De acuerdo con el Banco Mundial, “el desplazamiento forzado se refiere a la situación de las personas que dejan sus hogares o huyen debido a los conflictos, la violencia, las persecuciones y las violaciones de los derechos humanos”. La Agencia de las Naciones Unidas para los Refugiados (ACNUR) indica que en 2021 el número de personas forzosamente desplazadas en el mundo excedía los 84 millones, de los cuales 48 millones permanecían como desplazados dentro de sus países.
La Comisión Mexicana de Defensa y Promoción de los Derechos Humanos (CMDPDH) estimó, en su Encuesta Nacional de Victimización y Percepción sobre Seguridad Pública de 2018, que 1 millón 133,041 personas cambiaron de domicilio para protegerse de la delincuencia entre 2017 y 2018. La misma organización señala que, entre enero y octubre de 2021, al menos 36,682 personas fueron víctimas de desplazamiento forzado interno, cifra que es 390% mayor a la que se reportó para el mismo periodo de 2020. Por su parte, el Centro de Monitoreo de Desplazamiento Interno (IDMC) calcula que hasta diciembre de 2019 alrededor de 345,000 personas habían sido desplazadas internamente en México por conflictos y violencia.
Este no es un problema nuevo en nuestro país, pero sí uno que crece de manera preocupante.

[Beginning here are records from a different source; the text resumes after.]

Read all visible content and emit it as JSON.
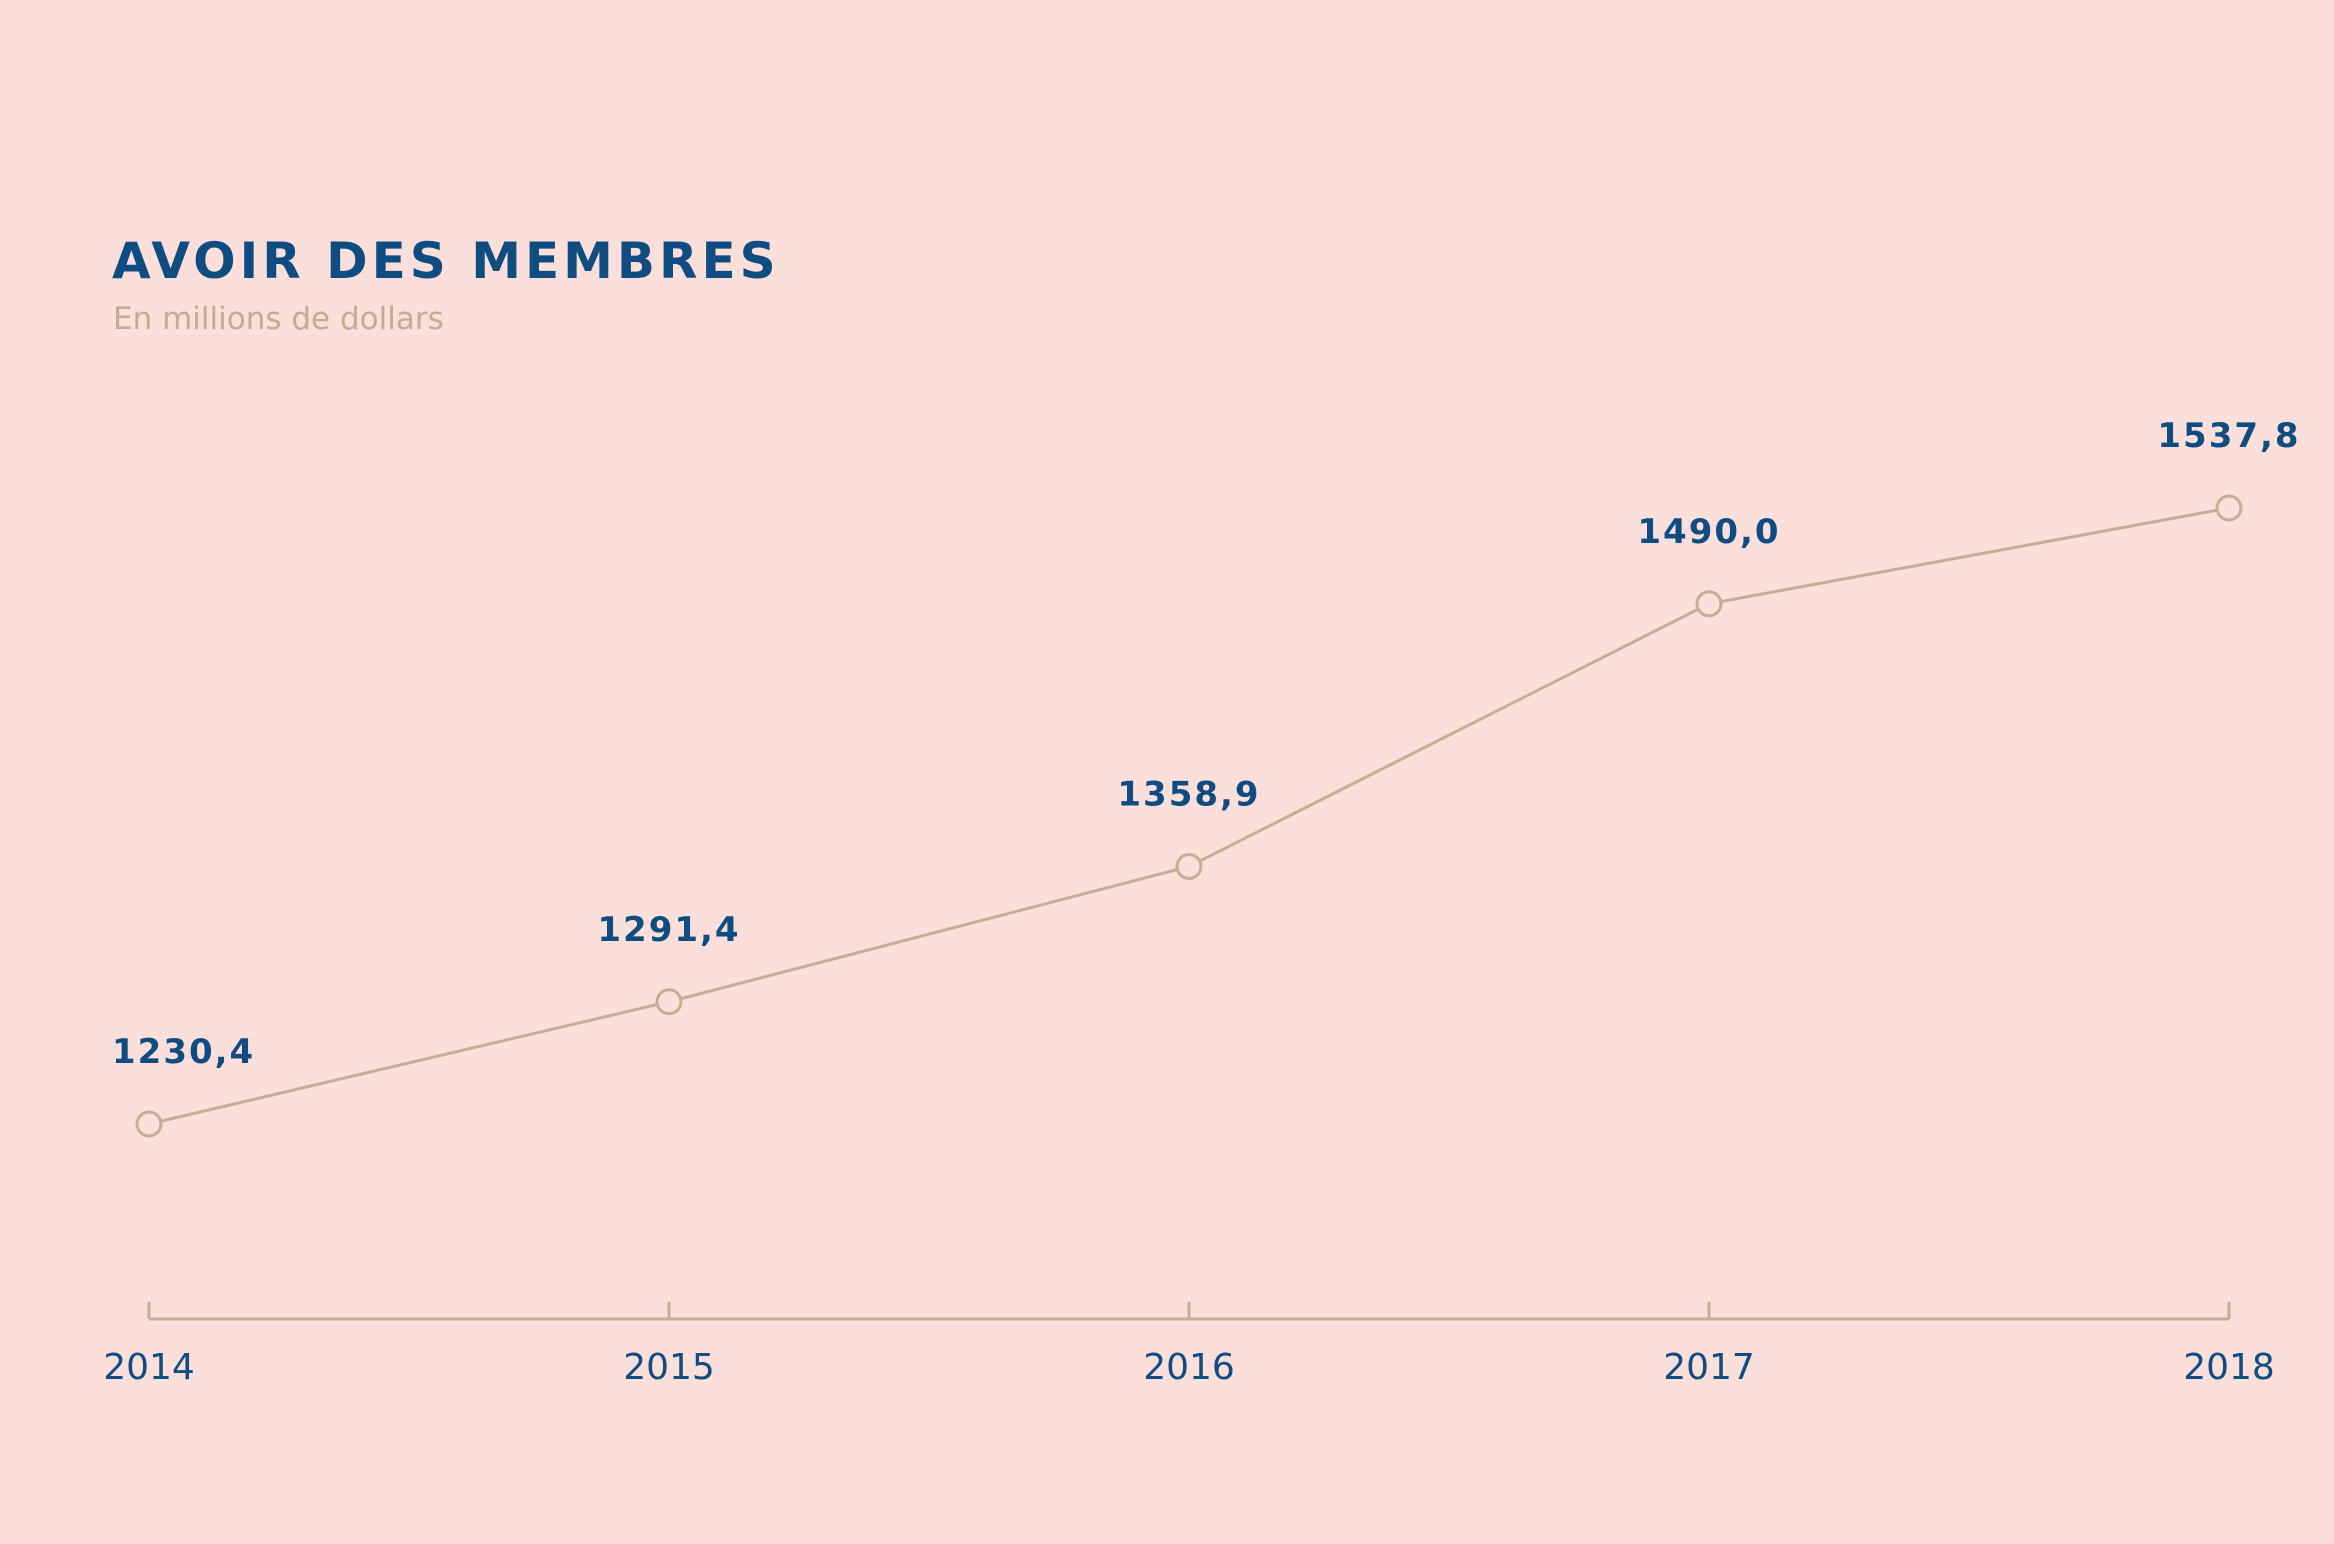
{
  "header": {
    "title": "AVOIR DES MEMBRES",
    "subtitle": "En millions de dollars"
  },
  "colors": {
    "background": "#FADFDA",
    "title": "#0F4C81",
    "subtitle": "#C4AC92",
    "line": "#C8AD95",
    "label": "#0F4C81"
  },
  "chart_data": {
    "type": "line",
    "title": "AVOIR DES MEMBRES",
    "subtitle": "En millions de dollars",
    "xlabel": "",
    "ylabel": "",
    "categories": [
      "2014",
      "2015",
      "2016",
      "2017",
      "2018"
    ],
    "values": [
      1230.4,
      1291.4,
      1358.9,
      1490.0,
      1537.8
    ],
    "value_labels": [
      "1230,4",
      "1291,4",
      "1358,9",
      "1490,0",
      "1537,8"
    ],
    "grid": false,
    "legend": "none",
    "markers": "hollow-circle"
  }
}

Existen registros de desplazamiento forzado en Chiapas motivados por conflictos religiosos desde los 90, otros más por violencia como sucedió en Ciudad Juárez, pero ahora parecemos acostumbrarnos a ver pueblos que comienzan a abandonarse en Michoacán, Guerrero y otros estados, grupos de personas que se mueven a las ciudades huyendo de las amenazas de los grupos criminales, familias enteras que dejan todo para poder conservar su vida.